Nie ma jej natomiast za grosz (bo nie ma z czego die wytworzyc - dzieki mechanice jak z gry z serii "poczytaj mi mamo" oraz temu ze gra jest robiona dla "nie lubiacych liczyc") w Diablo 3.
Jesli tego nie dostrzegasz to przykro mi.
Sa gry HnS ktore ta glebie maja (D1, D2, TQ, PoE). Sa takie, ktore nie maja (cala reszta tbh). W te pierwsze mozna grac mieiacami/latami, w te drugie konczy sie po jednokrotnym przejsciu.
Gdybym gral w D2 dla "prostego funu" to skonczylbym po miesiacu max a nie po paru latach plus drugie tyle na modach.
Na tym wlasnie polega fenomen gatunku - cos teoretycznie totalnie prostego i prymitywnego bedace jednak na tyle skomplikowane mechanicznie i rozbudowane (o ile ktos chce sie "wgryzc") ze ma replayability liczone w latach. I dlatego tak trudno zrobic dobrego HnS.
Gier ktore maja "dawac prosty fun i daja" jest od pizdy - z Call Of Duty na czele. Nie to jest zrodlem sukcesu gatunku HnS i tego ze jest on tak trudny z tworzeniu (latwiej zrobic RPGa niz HnS moim zdaniem - DUZO LATWIEJ).

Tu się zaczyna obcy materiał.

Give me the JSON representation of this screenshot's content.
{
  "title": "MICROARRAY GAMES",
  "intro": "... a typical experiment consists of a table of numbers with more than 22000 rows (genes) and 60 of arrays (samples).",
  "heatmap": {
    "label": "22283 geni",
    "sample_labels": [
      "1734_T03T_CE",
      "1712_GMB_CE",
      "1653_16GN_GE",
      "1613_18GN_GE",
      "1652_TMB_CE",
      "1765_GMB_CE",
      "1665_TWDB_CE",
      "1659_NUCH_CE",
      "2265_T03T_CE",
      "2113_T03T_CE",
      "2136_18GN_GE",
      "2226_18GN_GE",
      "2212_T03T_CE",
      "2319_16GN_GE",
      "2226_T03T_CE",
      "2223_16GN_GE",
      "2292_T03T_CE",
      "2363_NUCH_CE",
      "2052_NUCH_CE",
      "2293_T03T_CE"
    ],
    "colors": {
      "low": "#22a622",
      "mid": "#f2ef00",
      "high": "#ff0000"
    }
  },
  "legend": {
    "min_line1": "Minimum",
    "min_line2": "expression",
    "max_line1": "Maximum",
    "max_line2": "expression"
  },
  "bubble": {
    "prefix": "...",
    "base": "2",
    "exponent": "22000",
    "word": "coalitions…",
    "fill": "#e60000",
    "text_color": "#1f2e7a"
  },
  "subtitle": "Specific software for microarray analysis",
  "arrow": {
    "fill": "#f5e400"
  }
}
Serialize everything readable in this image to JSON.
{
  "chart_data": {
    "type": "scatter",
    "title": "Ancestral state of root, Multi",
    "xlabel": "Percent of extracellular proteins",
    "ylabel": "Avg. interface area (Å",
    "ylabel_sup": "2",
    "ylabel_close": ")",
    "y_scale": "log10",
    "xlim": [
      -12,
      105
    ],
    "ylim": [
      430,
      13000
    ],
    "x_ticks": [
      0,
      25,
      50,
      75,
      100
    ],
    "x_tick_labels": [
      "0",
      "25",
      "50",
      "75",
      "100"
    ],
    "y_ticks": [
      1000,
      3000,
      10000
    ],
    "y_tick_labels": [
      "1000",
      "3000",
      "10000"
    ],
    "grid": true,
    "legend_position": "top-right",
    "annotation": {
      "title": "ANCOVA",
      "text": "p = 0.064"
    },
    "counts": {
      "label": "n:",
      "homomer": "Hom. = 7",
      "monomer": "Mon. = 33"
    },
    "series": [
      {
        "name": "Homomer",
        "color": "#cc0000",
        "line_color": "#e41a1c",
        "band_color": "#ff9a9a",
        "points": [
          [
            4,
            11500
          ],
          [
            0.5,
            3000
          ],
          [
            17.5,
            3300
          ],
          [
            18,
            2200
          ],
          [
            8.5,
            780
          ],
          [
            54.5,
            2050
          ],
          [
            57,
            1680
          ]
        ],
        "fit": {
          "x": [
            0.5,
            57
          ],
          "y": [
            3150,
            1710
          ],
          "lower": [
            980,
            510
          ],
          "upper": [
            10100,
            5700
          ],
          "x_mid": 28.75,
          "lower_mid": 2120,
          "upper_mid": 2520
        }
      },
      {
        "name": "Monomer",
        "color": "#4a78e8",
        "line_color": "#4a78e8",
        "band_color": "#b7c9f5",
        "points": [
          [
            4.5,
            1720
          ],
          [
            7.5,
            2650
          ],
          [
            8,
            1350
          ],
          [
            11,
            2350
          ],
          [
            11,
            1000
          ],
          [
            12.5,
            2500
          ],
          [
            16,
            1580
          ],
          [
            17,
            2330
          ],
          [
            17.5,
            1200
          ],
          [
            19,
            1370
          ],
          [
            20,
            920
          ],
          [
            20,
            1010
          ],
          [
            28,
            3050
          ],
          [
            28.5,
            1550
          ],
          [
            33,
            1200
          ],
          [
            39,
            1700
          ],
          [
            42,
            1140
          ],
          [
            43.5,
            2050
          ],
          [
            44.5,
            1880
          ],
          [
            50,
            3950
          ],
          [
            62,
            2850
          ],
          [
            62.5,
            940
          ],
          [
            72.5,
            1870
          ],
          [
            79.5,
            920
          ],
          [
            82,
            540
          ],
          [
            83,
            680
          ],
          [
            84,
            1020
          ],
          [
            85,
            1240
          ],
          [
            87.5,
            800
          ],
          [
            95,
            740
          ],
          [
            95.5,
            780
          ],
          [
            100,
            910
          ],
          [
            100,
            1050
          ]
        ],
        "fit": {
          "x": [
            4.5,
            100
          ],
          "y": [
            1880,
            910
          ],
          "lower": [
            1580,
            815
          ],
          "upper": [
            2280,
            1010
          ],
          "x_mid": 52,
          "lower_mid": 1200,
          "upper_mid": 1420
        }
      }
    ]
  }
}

Gdyby tu chodzilo o to co robi Blizzard, czyli "wpierdolmy fajne efekty wybuchow potworkow, swiecace bronie i skille jak z mangi oraz jak najprostsza mechanike zeby kazdy ogarnal po 30 sekundach, czyli ogolnie zrobima z HnS prosta zrecznosciowke" to mielibysmy 14 roznych HnS na rok, kazxdy ze srednia ocen 8/10+.

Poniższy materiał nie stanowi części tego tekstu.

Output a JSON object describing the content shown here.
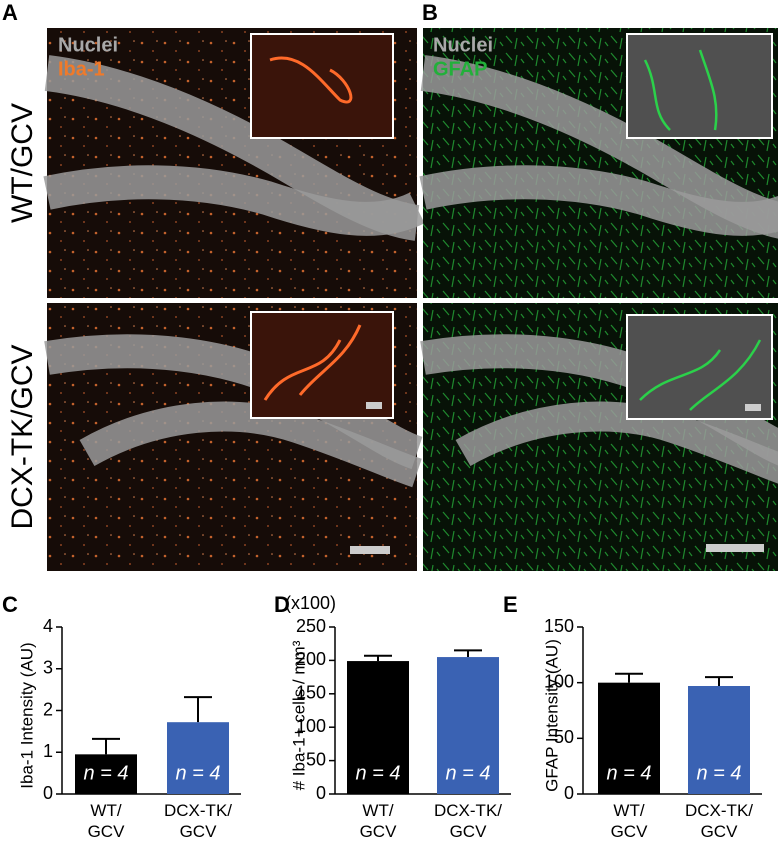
{
  "panel_labels": [
    "A",
    "B",
    "C",
    "D",
    "E"
  ],
  "micrographs": {
    "rows": [
      "WT/GCV",
      "DCX-TK/GCV"
    ],
    "left_stains": [
      "Nuclei",
      "Iba-1"
    ],
    "right_stains": [
      "Nuclei",
      "GFAP"
    ]
  },
  "chart_data": [
    {
      "type": "bar",
      "ylabel": "Iba-1 Intensity (AU)",
      "categories": [
        "WT/\nGCV",
        "DCX-TK/\nGCV"
      ],
      "values": [
        0.95,
        1.72
      ],
      "errors": [
        0.37,
        0.6
      ],
      "colors": [
        "#000000",
        "#3a62b3"
      ],
      "bar_labels": [
        "n = 4",
        "n = 4"
      ],
      "ylim": [
        0,
        4
      ],
      "yticks": [
        0,
        1,
        2,
        3,
        4
      ]
    },
    {
      "type": "bar",
      "annotation": "(x100)",
      "ylabel": "# Iba-1+ cells / mm³",
      "categories": [
        "WT/\nGCV",
        "DCX-TK/\nGCV"
      ],
      "values": [
        199,
        205
      ],
      "errors": [
        8,
        10
      ],
      "colors": [
        "#000000",
        "#3a62b3"
      ],
      "bar_labels": [
        "n = 4",
        "n = 4"
      ],
      "ylim": [
        0,
        250
      ],
      "yticks": [
        0,
        50,
        100,
        150,
        200,
        250
      ]
    },
    {
      "type": "bar",
      "ylabel": "GFAP Intensity (AU)",
      "categories": [
        "WT/\nGCV",
        "DCX-TK/\nGCV"
      ],
      "values": [
        100,
        97
      ],
      "errors": [
        8,
        8
      ],
      "colors": [
        "#000000",
        "#3a62b3"
      ],
      "bar_labels": [
        "n = 4",
        "n = 4"
      ],
      "ylim": [
        0,
        150
      ],
      "yticks": [
        0,
        50,
        100,
        150
      ]
    }
  ]
}
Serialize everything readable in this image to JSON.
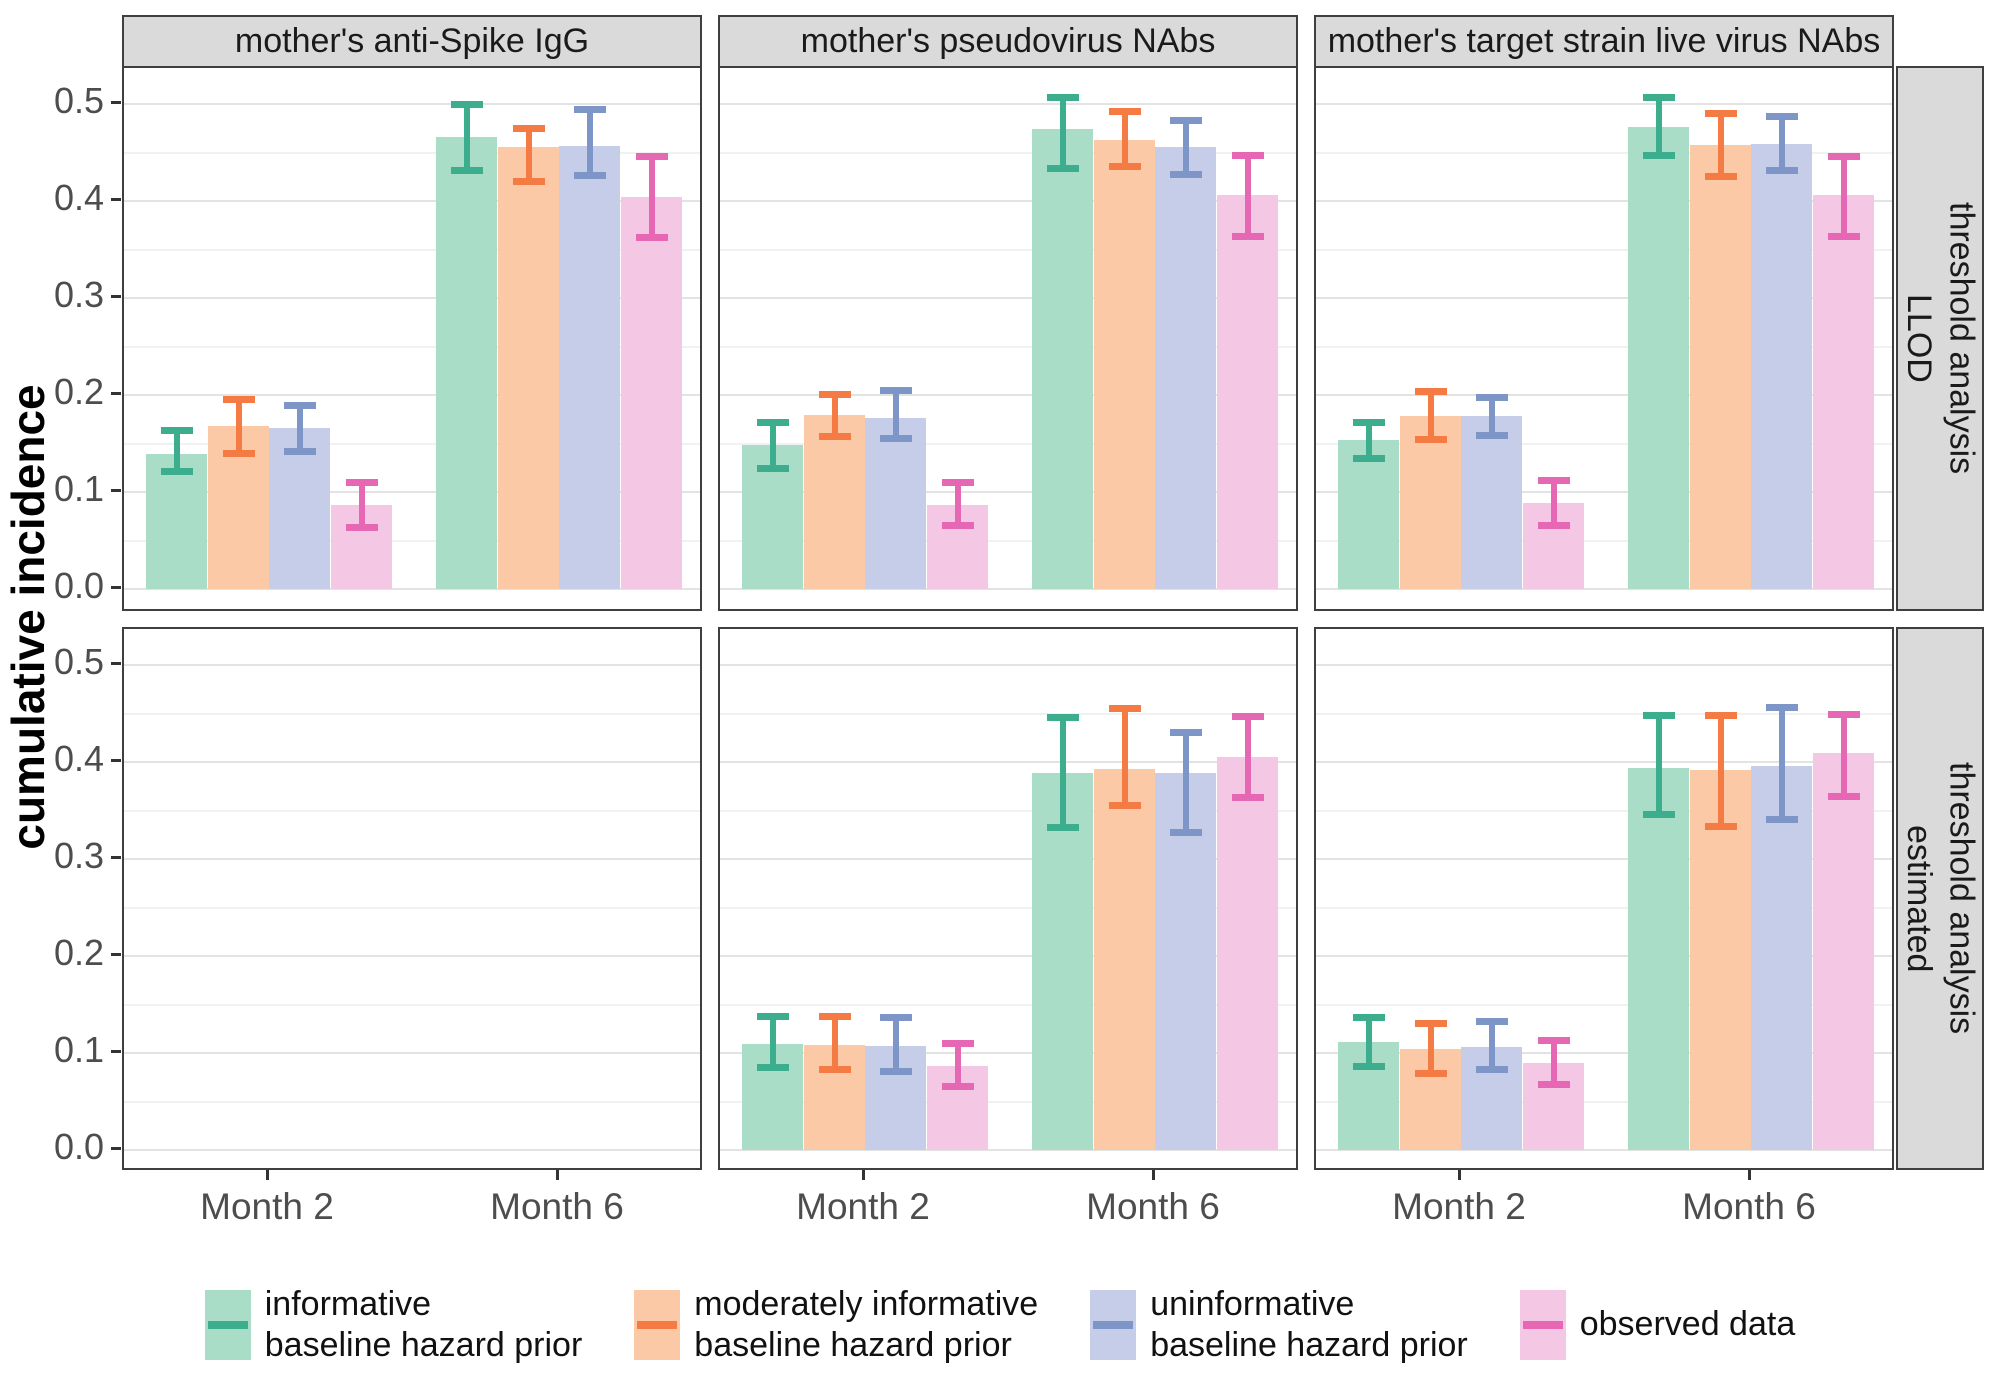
{
  "figure": {
    "y_axis_title": "cumulative incidence",
    "y_ticks": [
      "0.0",
      "0.1",
      "0.2",
      "0.3",
      "0.4",
      "0.5"
    ],
    "x_ticks": [
      "Month 2",
      "Month 6"
    ],
    "col_facets": [
      "mother's anti-Spike IgG",
      "mother's pseudovirus NAbs",
      "mother's target strain live virus NAbs"
    ],
    "row_facets": [
      "LLOD\nthreshold analysis",
      "estimated\nthreshold analysis"
    ]
  },
  "series": [
    {
      "label": "informative\nbaseline hazard prior",
      "fill": "#aaddc8",
      "color": "#3dae8d"
    },
    {
      "label": "moderately informative\nbaseline hazard prior",
      "fill": "#fcc9a6",
      "color": "#f57b45"
    },
    {
      "label": "uninformative\nbaseline hazard prior",
      "fill": "#c5cde8",
      "color": "#7e95c8"
    },
    {
      "label": "observed data",
      "fill": "#f4c7e4",
      "color": "#e667b3"
    }
  ],
  "chart_data": {
    "type": "bar",
    "title": "",
    "ylabel": "cumulative incidence",
    "xlabel": "",
    "ylim": [
      0,
      0.5
    ],
    "y_major_ticks": [
      0,
      0.1,
      0.2,
      0.3,
      0.4,
      0.5
    ],
    "y_minor_ticks": [
      0.05,
      0.15,
      0.25,
      0.35,
      0.45
    ],
    "grid": "on",
    "legend_position": "bottom",
    "categories": [
      "Month 2",
      "Month 6"
    ],
    "series_names": [
      "informative baseline hazard prior",
      "moderately informative baseline hazard prior",
      "uninformative baseline hazard prior",
      "observed data"
    ],
    "facet_columns": [
      "mother's anti-Spike IgG",
      "mother's pseudovirus NAbs",
      "mother's target strain live virus NAbs"
    ],
    "facet_rows": [
      "LLOD threshold analysis",
      "estimated threshold analysis"
    ],
    "error_bars": "95% interval, values given as ci_low / ci_high per series",
    "panels": [
      {
        "row": 0,
        "col": 0,
        "groups": [
          {
            "category": "Month 2",
            "values": [
              0.139,
              0.168,
              0.166,
              0.087
            ],
            "ci_low": [
              0.118,
              0.136,
              0.138,
              0.06
            ],
            "ci_high": [
              0.167,
              0.199,
              0.193,
              0.113
            ]
          },
          {
            "category": "Month 6",
            "values": [
              0.466,
              0.456,
              0.457,
              0.404
            ],
            "ci_low": [
              0.428,
              0.416,
              0.423,
              0.359
            ],
            "ci_high": [
              0.503,
              0.478,
              0.498,
              0.449
            ]
          }
        ]
      },
      {
        "row": 0,
        "col": 1,
        "groups": [
          {
            "category": "Month 2",
            "values": [
              0.148,
              0.179,
              0.176,
              0.087
            ],
            "ci_low": [
              0.121,
              0.154,
              0.152,
              0.062
            ],
            "ci_high": [
              0.175,
              0.204,
              0.208,
              0.113
            ]
          },
          {
            "category": "Month 6",
            "values": [
              0.474,
              0.463,
              0.456,
              0.406
            ],
            "ci_low": [
              0.43,
              0.432,
              0.424,
              0.36
            ],
            "ci_high": [
              0.51,
              0.496,
              0.487,
              0.451
            ]
          }
        ]
      },
      {
        "row": 0,
        "col": 2,
        "groups": [
          {
            "category": "Month 2",
            "values": [
              0.154,
              0.178,
              0.178,
              0.089
            ],
            "ci_low": [
              0.131,
              0.151,
              0.155,
              0.062
            ],
            "ci_high": [
              0.175,
              0.207,
              0.201,
              0.115
            ]
          },
          {
            "category": "Month 6",
            "values": [
              0.476,
              0.458,
              0.459,
              0.406
            ],
            "ci_low": [
              0.443,
              0.422,
              0.428,
              0.36
            ],
            "ci_high": [
              0.51,
              0.494,
              0.491,
              0.45
            ]
          }
        ]
      },
      {
        "row": 1,
        "col": 0,
        "groups": []
      },
      {
        "row": 1,
        "col": 1,
        "groups": [
          {
            "category": "Month 2",
            "values": [
              0.109,
              0.108,
              0.107,
              0.087
            ],
            "ci_low": [
              0.081,
              0.079,
              0.077,
              0.062
            ],
            "ci_high": [
              0.141,
              0.141,
              0.14,
              0.113
            ]
          },
          {
            "category": "Month 6",
            "values": [
              0.389,
              0.393,
              0.389,
              0.405
            ],
            "ci_low": [
              0.329,
              0.352,
              0.324,
              0.36
            ],
            "ci_high": [
              0.449,
              0.459,
              0.434,
              0.451
            ]
          }
        ]
      },
      {
        "row": 1,
        "col": 2,
        "groups": [
          {
            "category": "Month 2",
            "values": [
              0.111,
              0.104,
              0.106,
              0.09
            ],
            "ci_low": [
              0.082,
              0.075,
              0.079,
              0.064
            ],
            "ci_high": [
              0.14,
              0.134,
              0.136,
              0.117
            ]
          },
          {
            "category": "Month 6",
            "values": [
              0.394,
              0.392,
              0.396,
              0.409
            ],
            "ci_low": [
              0.342,
              0.33,
              0.337,
              0.361
            ],
            "ci_high": [
              0.452,
              0.452,
              0.46,
              0.453
            ]
          }
        ]
      }
    ]
  }
}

Tylke ze tu nie o to chodzi.
Ja osobiscie PoE nawet juz nie rozpatruje jako konkurencje dla D3 (i vice versa). D3 jest tak splycone i tak prostackie mechanicznie (pozbawione wlasnie tej glebi o ktorej pisze) ze nie jest juz dla mnie HnS. Podczas gdy POE jest KWINTESENCJA tego co w tym gatunku przez XX lat bylo (i jest) zajebiste z paroma fajnymi swiezymi pomyslami. Dokladne przeciwienstwo D3, ktore jest zaprzeczeniem tego co wypracowala seria Diablo i Titan Quest przez lata i ktore jest robione pod ten sam target co dodatki do WoW'a (dzieci i azja).

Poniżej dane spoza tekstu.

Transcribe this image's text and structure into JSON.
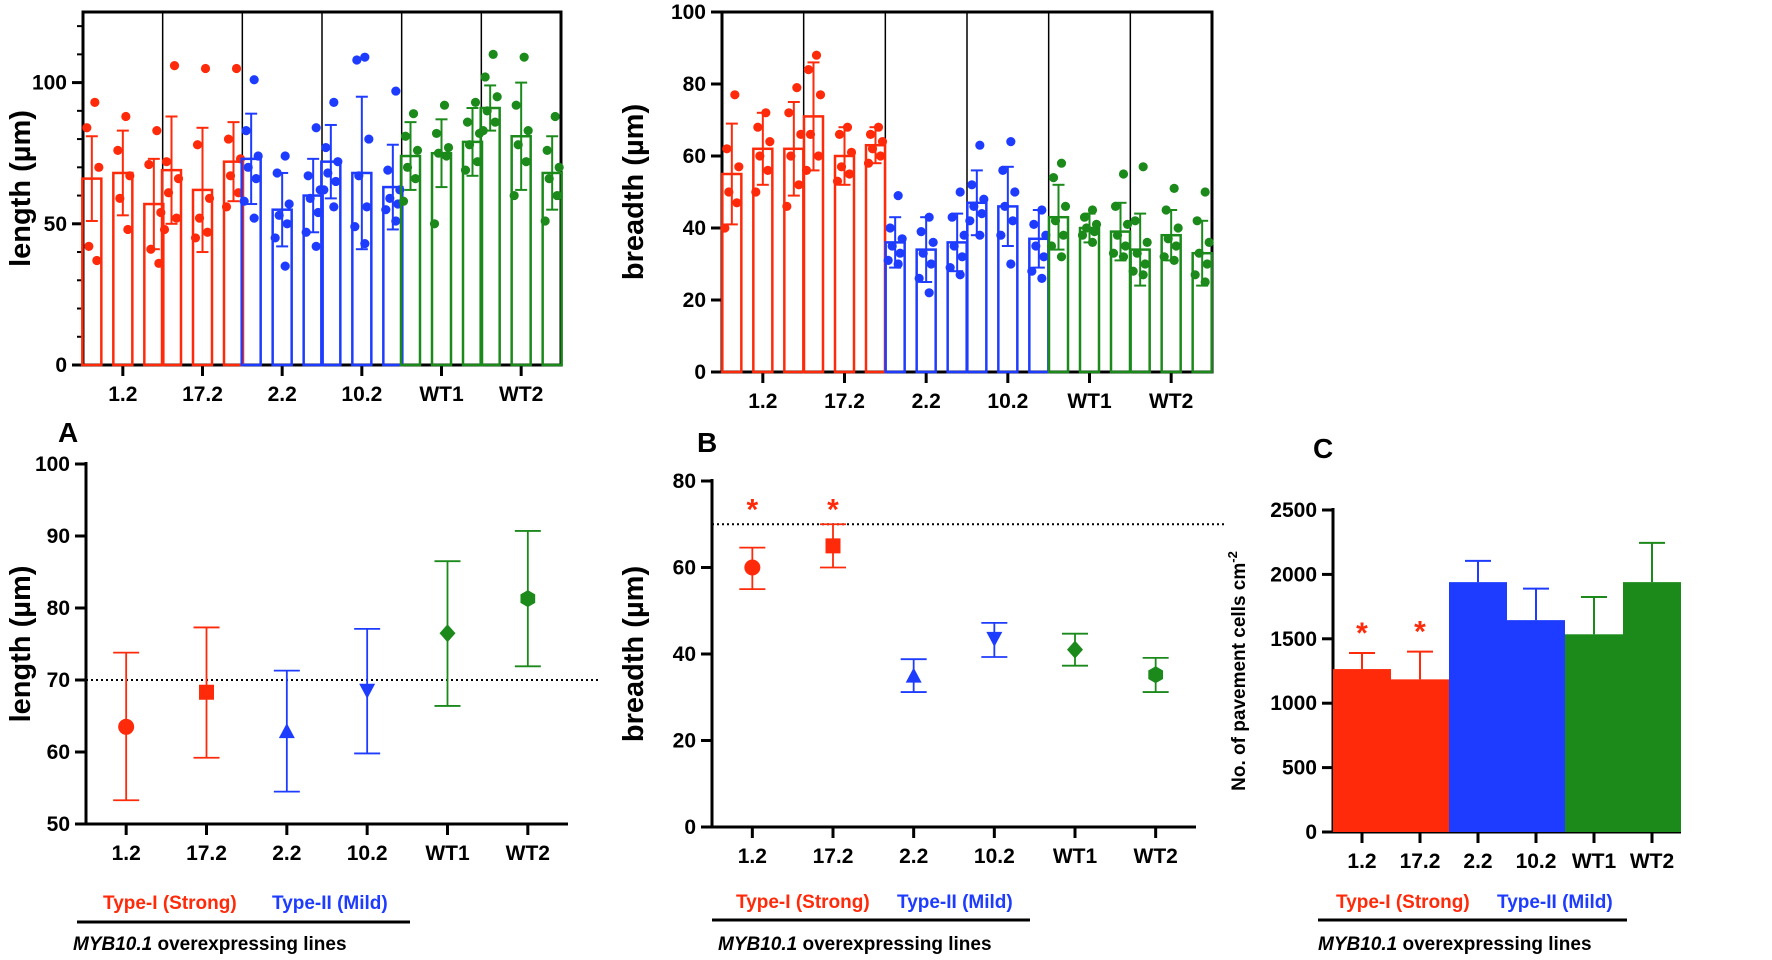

Podsumowujac PoE >D3. Nie wiem czy jako gra ogolnie (bo tu zaczyna wchodzic production quality, budzet, itp.. a PoE to gra indie), ale na 100% jako HnS. A ja chce zajebistego HnS a nie popierdolke na 2 tygodnie bo tych przez ostatnie par lat wyszlo kilkaset i mam ich serdecznie dosc (plytkich jak kaluza gier AAA obwolywanych osmymi cudami swiata).
BTW. 0.9.7 podobno w przyszlym tygodniu i ma byc BIG.